Frédérique a précisé la raison pratique de leur décision : « Je n’ai pas voulu risquer une intoxication. » Ce constat souligne l’enjeu quotidien de la gestion de ressources désormais fragilisées, alors que chaque perte représente un coût financier et une épreuve supplémentaire dans leur réorganisation de vie.
Voiture en fin de vie et loyers de leasing impayés
Peu après, la story a enchaîné sur un problème plus dangereux : les freins de leur pick-up ont commencé à lâcher et la pédale serait restée bloquée quelques minutes, un incident qui aurait pu avoir des conséquences graves. Le véhicule, acquis en 2018, avait déjà nécessité près de 6 000 € de réparations, une somme lourde pour un foyer affaibli financièrement.
Mais la situation prend une tournure administrative : le pick-up doit être récupéré dans les prochains jours en raison de « loyers impayés de leasing ». Frédérique, pragmatique, a commenté : « Finalement, il n’y aura aucun regret. On l’a depuis 2018, il a fait son temps aussi. » Cet adieu contraint illustre la double peine subie par le couple : non seulement la dégradation matérielle, mais aussi la contrainte financière qui impose la restitution d’un bien devenu indispensable à leur quotidien.

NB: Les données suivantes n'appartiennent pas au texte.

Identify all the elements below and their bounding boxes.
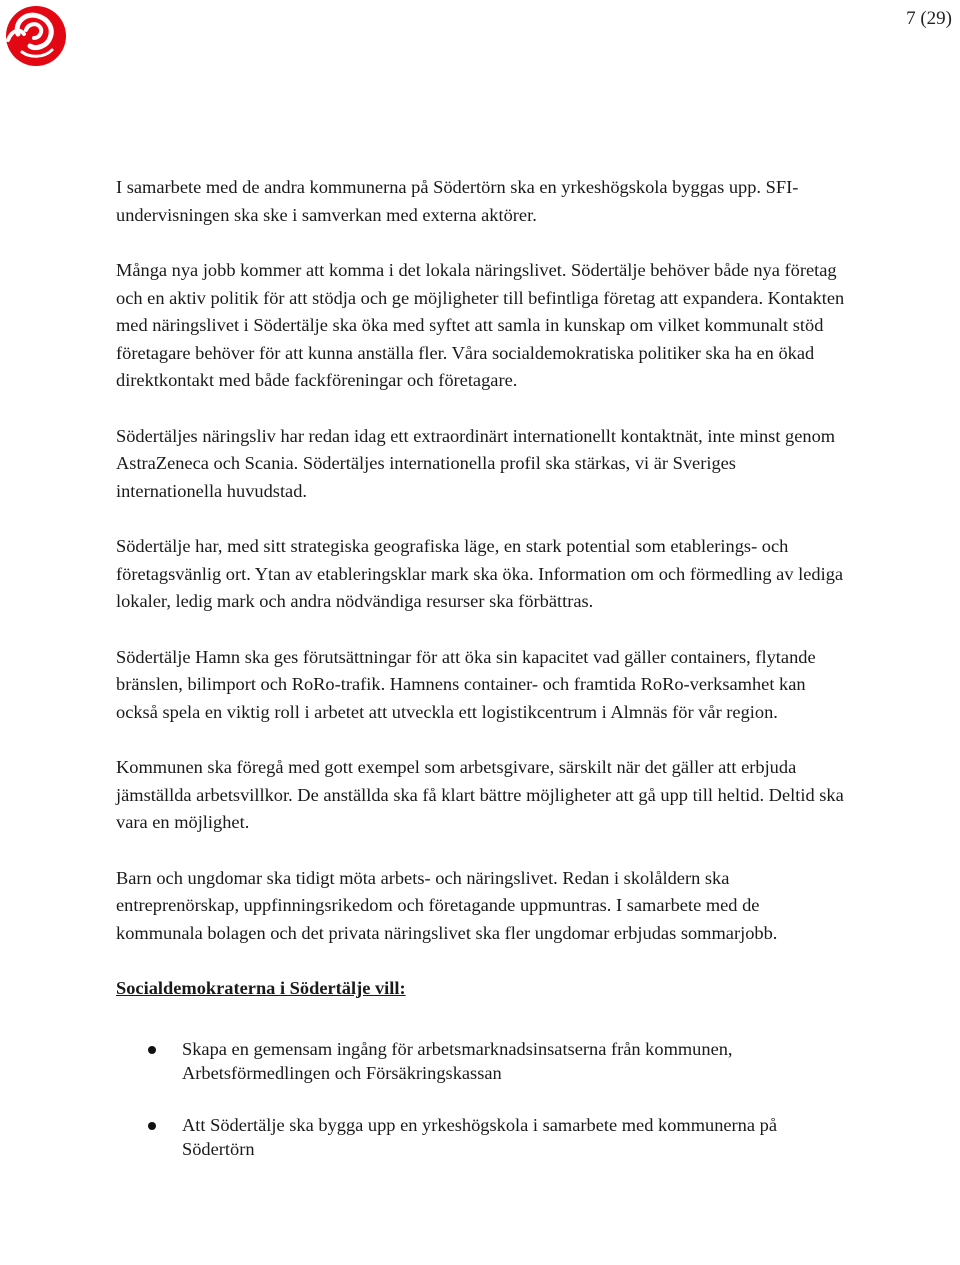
list-item: [116, 1113, 846, 1162]
bullet-icon: [148, 1046, 156, 1054]
page-number: 7 (29): [906, 8, 952, 29]
bullet-list: [116, 1037, 846, 1162]
list-item-text: Skapa en gemensam ingång för arbetsmarknadsinsatserna från kommunen, Arbetsförmedlingen och Försäkringskassan: [182, 1038, 733, 1083]
paragraph: I samarbete med de andra kommunerna på Södertörn ska en yrkeshögskola byggas upp. SFI-undervisningen ska ske i samverkan med externa aktörer.: [116, 177, 799, 225]
section-heading: Socialdemokraterna i Södertälje vill:: [116, 978, 406, 998]
paragraph: Barn och ungdomar ska tidigt möta arbets- och näringslivet. Redan i skolåldern ska entreprenörskap, uppfinningsrikedom och företagande uppmuntras. I samarbete med de kommunala bolagen och det privata näringslivet ska fler ungdomar erbjudas sommarjobb.: [116, 867, 778, 943]
paragraph: Kommunen ska föregå med gott exempel som arbetsgivare, särskilt när det gäller att erbjuda jämställda arbetsvillkor. De anställda ska få klart bättre möjligheter att gå upp till heltid. Deltid ska vara en möjlighet.: [116, 757, 844, 832]
paragraph: Södertälje har, med sitt strategiska geografiska läge, en stark potential som etablerings- och företagsvänlig ort. Ytan av etableringsklar mark ska öka. Information om och förmedling av lediga lokaler, ledig mark och andra nödvändiga resurser ska förbättras.: [116, 536, 844, 611]
list-item: [116, 1037, 846, 1086]
list-item-text: Att Södertälje ska bygga upp en yrkeshögskola i samarbete med kommunerna på Södertörn: [182, 1114, 777, 1159]
paragraph: Södertälje Hamn ska ges förutsättningar för att öka sin kapacitet vad gäller containers, flytande bränslen, bilimport och RoRo-trafik. Hamnens container- och framtida RoRo-verksamhet kan också spela en viktig roll i arbetet att utveckla ett logistikcentrum i Almnäs för vår region.: [116, 646, 816, 722]
document-body: [116, 174, 846, 1189]
rose-logo-icon: [0, 0, 72, 72]
bullet-icon: [148, 1122, 156, 1130]
paragraph: Många nya jobb kommer att komma i det lokala näringslivet. Södertälje behöver både nya företag och en aktiv politik för att stödja och ge möjligheter till befintliga företag att expandera. Kontakten med näringslivet i Södertälje ska öka med syftet att samla in kunskap om vilket kommunalt stöd företagare behöver för att kunna anställa fler. Våra socialdemokratiska politiker ska ha en ökad direktkontakt med både fackföreningar och företagare.: [116, 260, 845, 390]
paragraph: Södertäljes näringsliv har redan idag ett extraordinärt internationellt kontaktnät, inte minst genom AstraZeneca och Scania. Södertäljes internationella profil ska stärkas, vi är Sveriges internationella huvudstad.: [116, 425, 836, 501]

La fin d’un modèle agricole et le poids des dettes
Ces difficultés s’inscrivent dans une trajectoire plus large et douloureuse. En février, Pierre, producteur d’armagnac dans le Gers — une exploitation familiale transmise depuis cinq générations — avait annoncé son intention d’arrêter l’agriculture, acculé par 1,5 million d’euros de dettes. Le couple a été contraint de vendre l’exploitation et de se séparer progressivement de ses biens. Ils vivent désormais dans un mobile-home, une adaptation forcée à une nouvelle réalité économique.
La menace sur la maison familiale est particulièrement lourde symboliquement : Pierre avait indiqué être sur le point de perdre le logement transmis « depuis près de deux siècles ». Le basculement n’est donc pas seulement financier, il touche un héritage et un mode de vie profondément ancrés.
Malgré la douleur, Pierre a récemment souligné un geste qu’il espère laisser en héritage : la plantation de 15 000 arbres sur son exploitation. Un geste salué publiquement par Karine Le Marchand, qui lui a adressé ses félicitations. Mais ces quelques réussites ne suffisent pas à effacer la réalité des ventes d’outils et du départ des machines : Pierre évoque avec émotion le départ du tracteur, symbole de tout un quotidien.
« Les tracteurs, c’est des heures de plaisir, de galère, de panne, de chansons aussi… » confiait-il, traduisant la charge émotionnelle d’une transition imposée par les dettes et les contraintes économiques.
Sur Instagram, la publication de Frédérique a permis à leurs abonnés de suivre, au jour le jour, ces épisodes logistiques et financiers. En filigrane, se dessine le portrait d’un couple qui cherche à préserver sa dignité malgré des choix imposés et des pertes matérielles répétées.
Restent la résilience et la nécessité de réorganiser une vie bâtie autour de l’exploitation agricole : entre ventes, réparations coûteuses et biens repris pour loyers impayés, Pierre et Frédérique tentent de composer avec une nouvelle réalité, où l’attachement aux terres et aux traditions se heurte à l’impératif de survie économique.